A teen was fatally stabbed in broad daylight on a Brooklyn street corner — and stumbled gushing blood into a nearby restaurant while the alleged killer passed the murder weapon to his mom, police sources and witnesses said Tuesday.
Rohan Burke, 17, was knifed in the chest shortly after 4 p.m. Monday at the corner of East 17th Street and Avenue M in Midwood roughly two miles from his home, police said.
Rohan BurkeCops say Burke and 17-year-old suspect David Lopez, who is wanted by police but remains at-large, were seen squabbling nearby before the Lopez suddenly plunged a blade into the victim.
Surveillance footage recovered shared with The Post shows Lopez then pass the weapon off to his mother, identified by cops as Barbara Gollaza, as he fled the scene, police sources said.
“She was seen taking the knife from her son,” the source said.
Cops took the woman in for questioning, but she was not immediately charged, authorities said.
Gollaza, who was eating at the time at a restaurant on the same corner where the stabbing went down, ran outside to meet Lopez after receiving a phone call on her cell, the sources said.
As Lopez was allegedly ditching the weapon, a mortally wounded Burke was “screaming to everybody: ‘Yo! Call 911! Call 911,’” recalled witness Yasir Butt, 41, an area halal cart vendor.

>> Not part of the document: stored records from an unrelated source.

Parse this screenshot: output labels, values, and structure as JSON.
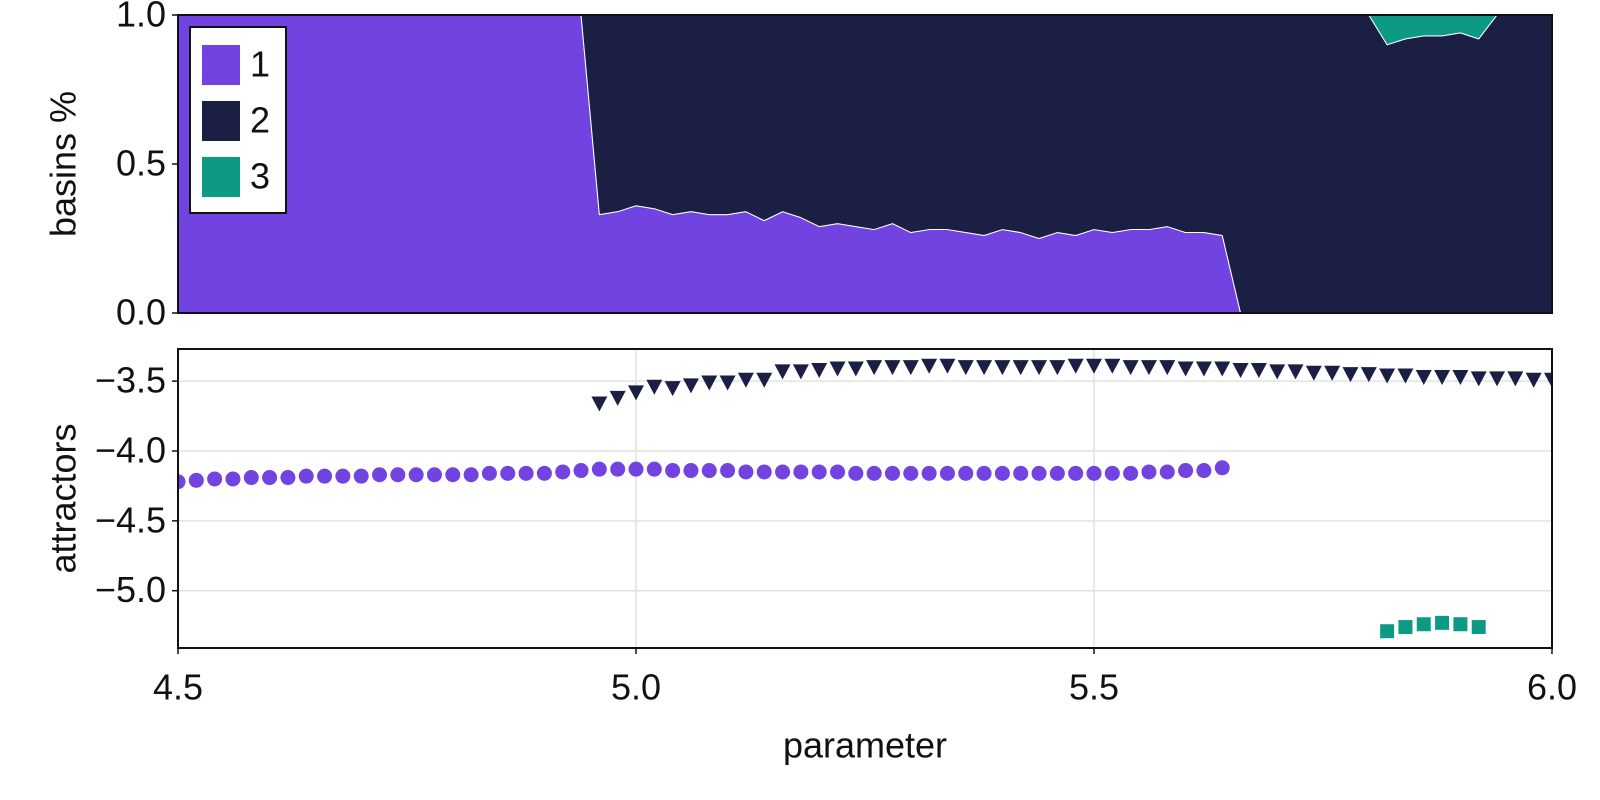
{
  "chart_data": [
    {
      "type": "area",
      "stacked": true,
      "ylabel": "basins %",
      "legend": "upper left",
      "x": [
        4.5,
        4.52,
        4.54,
        4.56,
        4.58,
        4.6,
        4.62,
        4.64,
        4.66,
        4.68,
        4.7,
        4.72,
        4.74,
        4.76,
        4.78,
        4.8,
        4.82,
        4.84,
        4.86,
        4.88,
        4.9,
        4.92,
        4.94,
        4.96,
        4.98,
        5.0,
        5.02,
        5.04,
        5.06,
        5.08,
        5.1,
        5.12,
        5.14,
        5.16,
        5.18,
        5.2,
        5.22,
        5.24,
        5.26,
        5.28,
        5.3,
        5.32,
        5.34,
        5.36,
        5.38,
        5.4,
        5.42,
        5.44,
        5.46,
        5.48,
        5.5,
        5.52,
        5.54,
        5.56,
        5.58,
        5.6,
        5.62,
        5.64,
        5.66,
        5.68,
        5.7,
        5.72,
        5.74,
        5.76,
        5.78,
        5.8,
        5.82,
        5.84,
        5.86,
        5.88,
        5.9,
        5.92,
        5.94,
        5.96,
        5.98,
        6.0
      ],
      "xlim": [
        4.5,
        6.0
      ],
      "ylim": [
        0,
        1
      ],
      "yticks": [
        {
          "value": 0,
          "label": "0.0"
        },
        {
          "value": 0.5,
          "label": "0.5"
        },
        {
          "value": 1,
          "label": "1.0"
        }
      ],
      "series": [
        {
          "name": "1",
          "color": "#7143e0",
          "values": [
            1,
            1,
            1,
            1,
            1,
            1,
            1,
            1,
            1,
            1,
            1,
            1,
            1,
            1,
            1,
            1,
            1,
            1,
            1,
            1,
            1,
            1,
            1,
            0.33,
            0.34,
            0.36,
            0.35,
            0.33,
            0.34,
            0.33,
            0.33,
            0.34,
            0.31,
            0.34,
            0.32,
            0.29,
            0.3,
            0.29,
            0.28,
            0.3,
            0.27,
            0.28,
            0.28,
            0.27,
            0.26,
            0.28,
            0.27,
            0.25,
            0.27,
            0.26,
            0.28,
            0.27,
            0.28,
            0.28,
            0.29,
            0.27,
            0.27,
            0.26,
            0,
            0,
            0,
            0,
            0,
            0,
            0,
            0,
            0,
            0,
            0,
            0,
            0,
            0,
            0,
            0,
            0,
            0
          ]
        },
        {
          "name": "2",
          "color": "#1b1f44",
          "values": [
            0,
            0,
            0,
            0,
            0,
            0,
            0,
            0,
            0,
            0,
            0,
            0,
            0,
            0,
            0,
            0,
            0,
            0,
            0,
            0,
            0,
            0,
            0,
            0.67,
            0.66,
            0.64,
            0.65,
            0.67,
            0.66,
            0.67,
            0.67,
            0.66,
            0.69,
            0.66,
            0.68,
            0.71,
            0.7,
            0.71,
            0.72,
            0.7,
            0.73,
            0.72,
            0.72,
            0.73,
            0.74,
            0.72,
            0.73,
            0.75,
            0.73,
            0.74,
            0.72,
            0.73,
            0.72,
            0.72,
            0.71,
            0.73,
            0.73,
            0.74,
            1,
            1,
            1,
            1,
            1,
            1,
            1,
            1,
            0.9,
            0.92,
            0.93,
            0.93,
            0.94,
            0.92,
            1,
            1,
            1,
            1
          ]
        },
        {
          "name": "3",
          "color": "#0c9a84",
          "values": [
            0,
            0,
            0,
            0,
            0,
            0,
            0,
            0,
            0,
            0,
            0,
            0,
            0,
            0,
            0,
            0,
            0,
            0,
            0,
            0,
            0,
            0,
            0,
            0,
            0,
            0,
            0,
            0,
            0,
            0,
            0,
            0,
            0,
            0,
            0,
            0,
            0,
            0,
            0,
            0,
            0,
            0,
            0,
            0,
            0,
            0,
            0,
            0,
            0,
            0,
            0,
            0,
            0,
            0,
            0,
            0,
            0,
            0,
            0,
            0,
            0,
            0,
            0,
            0,
            0,
            0,
            0.1,
            0.08,
            0.07,
            0.07,
            0.06,
            0.08,
            0,
            0,
            0,
            0
          ]
        }
      ]
    },
    {
      "type": "scatter",
      "ylabel": "attractors",
      "xlabel": "parameter",
      "grid": true,
      "x": [
        4.5,
        4.52,
        4.54,
        4.56,
        4.58,
        4.6,
        4.62,
        4.64,
        4.66,
        4.68,
        4.7,
        4.72,
        4.74,
        4.76,
        4.78,
        4.8,
        4.82,
        4.84,
        4.86,
        4.88,
        4.9,
        4.92,
        4.94,
        4.96,
        4.98,
        5.0,
        5.02,
        5.04,
        5.06,
        5.08,
        5.1,
        5.12,
        5.14,
        5.16,
        5.18,
        5.2,
        5.22,
        5.24,
        5.26,
        5.28,
        5.3,
        5.32,
        5.34,
        5.36,
        5.38,
        5.4,
        5.42,
        5.44,
        5.46,
        5.48,
        5.5,
        5.52,
        5.54,
        5.56,
        5.58,
        5.6,
        5.62,
        5.64,
        5.66,
        5.68,
        5.7,
        5.72,
        5.74,
        5.76,
        5.78,
        5.8,
        5.82,
        5.84,
        5.86,
        5.88,
        5.9,
        5.92,
        5.94,
        5.96,
        5.98,
        6.0
      ],
      "xlim": [
        4.5,
        6.0
      ],
      "xticks": [
        4.5,
        {
          "value": 5,
          "label": "5.0"
        },
        5.5,
        {
          "value": 6,
          "label": "6.0"
        }
      ],
      "ylim": [
        -5.41,
        -3.27
      ],
      "yticks": [
        {
          "value": -5,
          "label": "−5.0"
        },
        {
          "value": -4.5,
          "label": "−4.5"
        },
        {
          "value": -4,
          "label": "−4.0"
        },
        {
          "value": -3.5,
          "label": "−3.5"
        }
      ],
      "series": [
        {
          "color": "#7143e0",
          "marker": "circle",
          "values": [
            -4.22,
            -4.21,
            -4.2,
            -4.2,
            -4.19,
            -4.19,
            -4.19,
            -4.18,
            -4.18,
            -4.18,
            -4.18,
            -4.17,
            -4.17,
            -4.17,
            -4.17,
            -4.17,
            -4.17,
            -4.16,
            -4.16,
            -4.16,
            -4.16,
            -4.15,
            -4.14,
            -4.13,
            -4.13,
            -4.13,
            -4.13,
            -4.14,
            -4.14,
            -4.14,
            -4.14,
            -4.15,
            -4.15,
            -4.15,
            -4.15,
            -4.15,
            -4.15,
            -4.16,
            -4.16,
            -4.16,
            -4.16,
            -4.16,
            -4.16,
            -4.16,
            -4.16,
            -4.16,
            -4.16,
            -4.16,
            -4.16,
            -4.16,
            -4.16,
            -4.16,
            -4.16,
            -4.15,
            -4.15,
            -4.14,
            -4.14,
            -4.12,
            null,
            null,
            null,
            null,
            null,
            null,
            null,
            null,
            null,
            null,
            null,
            null,
            null,
            null,
            null,
            null,
            null,
            null
          ]
        },
        {
          "color": "#1b1f44",
          "marker": "triangle-down",
          "values": [
            null,
            null,
            null,
            null,
            null,
            null,
            null,
            null,
            null,
            null,
            null,
            null,
            null,
            null,
            null,
            null,
            null,
            null,
            null,
            null,
            null,
            null,
            null,
            -3.66,
            -3.62,
            -3.58,
            -3.54,
            -3.55,
            -3.53,
            -3.51,
            -3.51,
            -3.49,
            -3.49,
            -3.43,
            -3.43,
            -3.42,
            -3.41,
            -3.41,
            -3.4,
            -3.4,
            -3.4,
            -3.39,
            -3.39,
            -3.4,
            -3.4,
            -3.4,
            -3.4,
            -3.4,
            -3.4,
            -3.39,
            -3.39,
            -3.39,
            -3.4,
            -3.4,
            -3.4,
            -3.41,
            -3.41,
            -3.41,
            -3.42,
            -3.42,
            -3.43,
            -3.43,
            -3.44,
            -3.44,
            -3.45,
            -3.45,
            -3.46,
            -3.46,
            -3.47,
            -3.47,
            -3.47,
            -3.48,
            -3.48,
            -3.48,
            -3.49,
            -3.49
          ]
        },
        {
          "color": "#0c9a84",
          "marker": "square",
          "values": [
            null,
            null,
            null,
            null,
            null,
            null,
            null,
            null,
            null,
            null,
            null,
            null,
            null,
            null,
            null,
            null,
            null,
            null,
            null,
            null,
            null,
            null,
            null,
            null,
            null,
            null,
            null,
            null,
            null,
            null,
            null,
            null,
            null,
            null,
            null,
            null,
            null,
            null,
            null,
            null,
            null,
            null,
            null,
            null,
            null,
            null,
            null,
            null,
            null,
            null,
            null,
            null,
            null,
            null,
            null,
            null,
            null,
            null,
            null,
            null,
            null,
            null,
            null,
            null,
            null,
            null,
            -5.29,
            -5.26,
            -5.24,
            -5.23,
            -5.24,
            -5.26,
            null,
            null,
            null,
            null
          ]
        }
      ]
    }
  ]
}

“I was working when I heard someone running,” Butt said. “He had his hand over his chest. He was bleeding. There was a lot of blood.”

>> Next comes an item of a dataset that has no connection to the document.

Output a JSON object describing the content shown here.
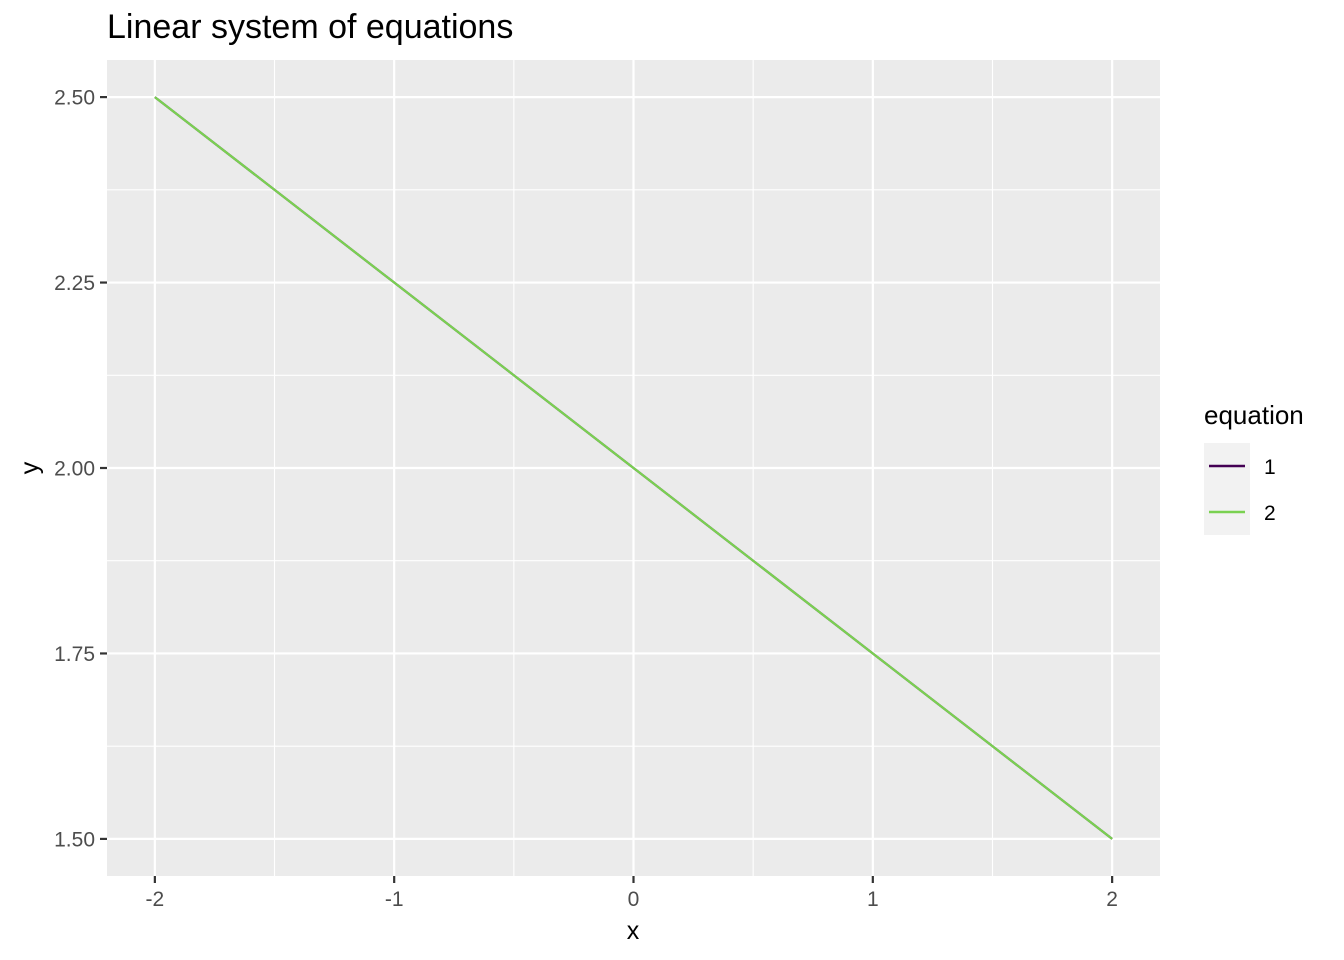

Then Burke staggered into the Pizza Gyro Grill across the street on Avenue M.
“He ran inside here,” worker Ayhan Persin, 65, said. “He started screaming, ‘Call 911! Call 911, please!”

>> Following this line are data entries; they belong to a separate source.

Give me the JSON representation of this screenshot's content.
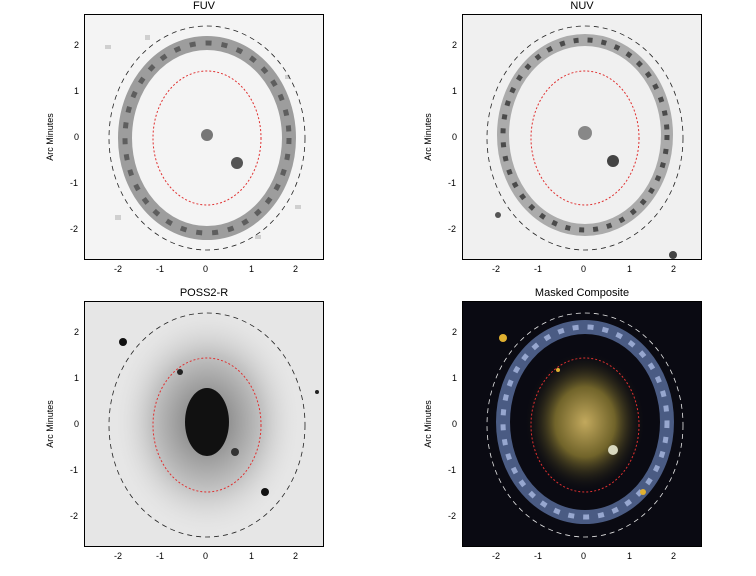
{
  "panels": [
    {
      "id": "fuv",
      "title": "FUV",
      "ylabel": "Arc Minutes",
      "style": "uv"
    },
    {
      "id": "nuv",
      "title": "NUV",
      "ylabel": "Arc Minutes",
      "style": "uv"
    },
    {
      "id": "poss",
      "title": "POSS2-R",
      "ylabel": "Arc Minutes",
      "style": "optical"
    },
    {
      "id": "comp",
      "title": "Masked Composite",
      "ylabel": "Arc Minutes",
      "style": "composite"
    }
  ],
  "xticks": [
    "-2",
    "-1",
    "0",
    "1",
    "2"
  ],
  "yticks": [
    "2",
    "1",
    "0",
    "-1",
    "-2"
  ],
  "colors": {
    "inner_ellipse": "#e03030",
    "outer_ellipse_dark": "#222222",
    "outer_ellipse_light": "#e8e8e8",
    "composite_ring": "#7f9fe0",
    "composite_core": "#e0c060"
  }
}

Cops investigate the scene where a teen was fatally stabbed in broad daylight in Brooklyn.Mark Mellone“He was bleeding from the right side of his chest,” Persin said. “He had his left hand on his chest and he had his phone in his right hand.”
Burke then fell, Persin said, adding, “He just slumped down on the chair.”
“He took off his hoodie and his T-shirt. The blood was just squirting out all over the place. His eyes rolled over and turned white,” said Persin.
Persin said he quickly called 911 because he thought the teen “was going to die.”
“All I heard [Burke] say was, ‘Don’t do it, I don’t like…’” before the victim trailed off.
“He couldn’t talk anymore,” said Persin.
When police arrived on the scene Persin “gave them 10, 20 towels,” he said.
“They held the towel to his chest and was pressing it to his chest to stop the bleeding,” the worker recalled. “It didn’t stop.”
“I was scared,” Persin said. “I thought he was going to die in here.”
Medics then rushed Burke to Maimonides Medical Center where he was conscious and alert before going into surgery, police said.
Burke later died from his injuries at 1 a.m. Tuesday, according to sources.
Police are seeking two to three possible male suspects in the stabbing, cops said.
Burke’s devastated parents on Tuesday pleaded for the killer to turn himself.
“He was such a good kid. He was a good boy. He didn’t deserve to die the way he died…He was stabbed for no reason,” Burke’s tearful mom, Tracey Beckles, 48, said outside of the family’s Flatland home.
“Someone is out there who knows what happened to my son and I would like them to please come forward and tell if you know who did it or if you did it, please give yourself up.”
Beckles said her son loved basketball and video games had aspirations of being a lawyer.
“He was a respectable kid,” the mom said.
Burke’s heartbroken father, Kevin Burke, 55, called his son “a very good kid.”
“It’s so sad that someone just took him away from us for no apparent reason,” he said.
Police sources say Burke was a student at Lafayette High School in Bensonhurst, but that he was frequently skipped class and was classified as “long-term absent.”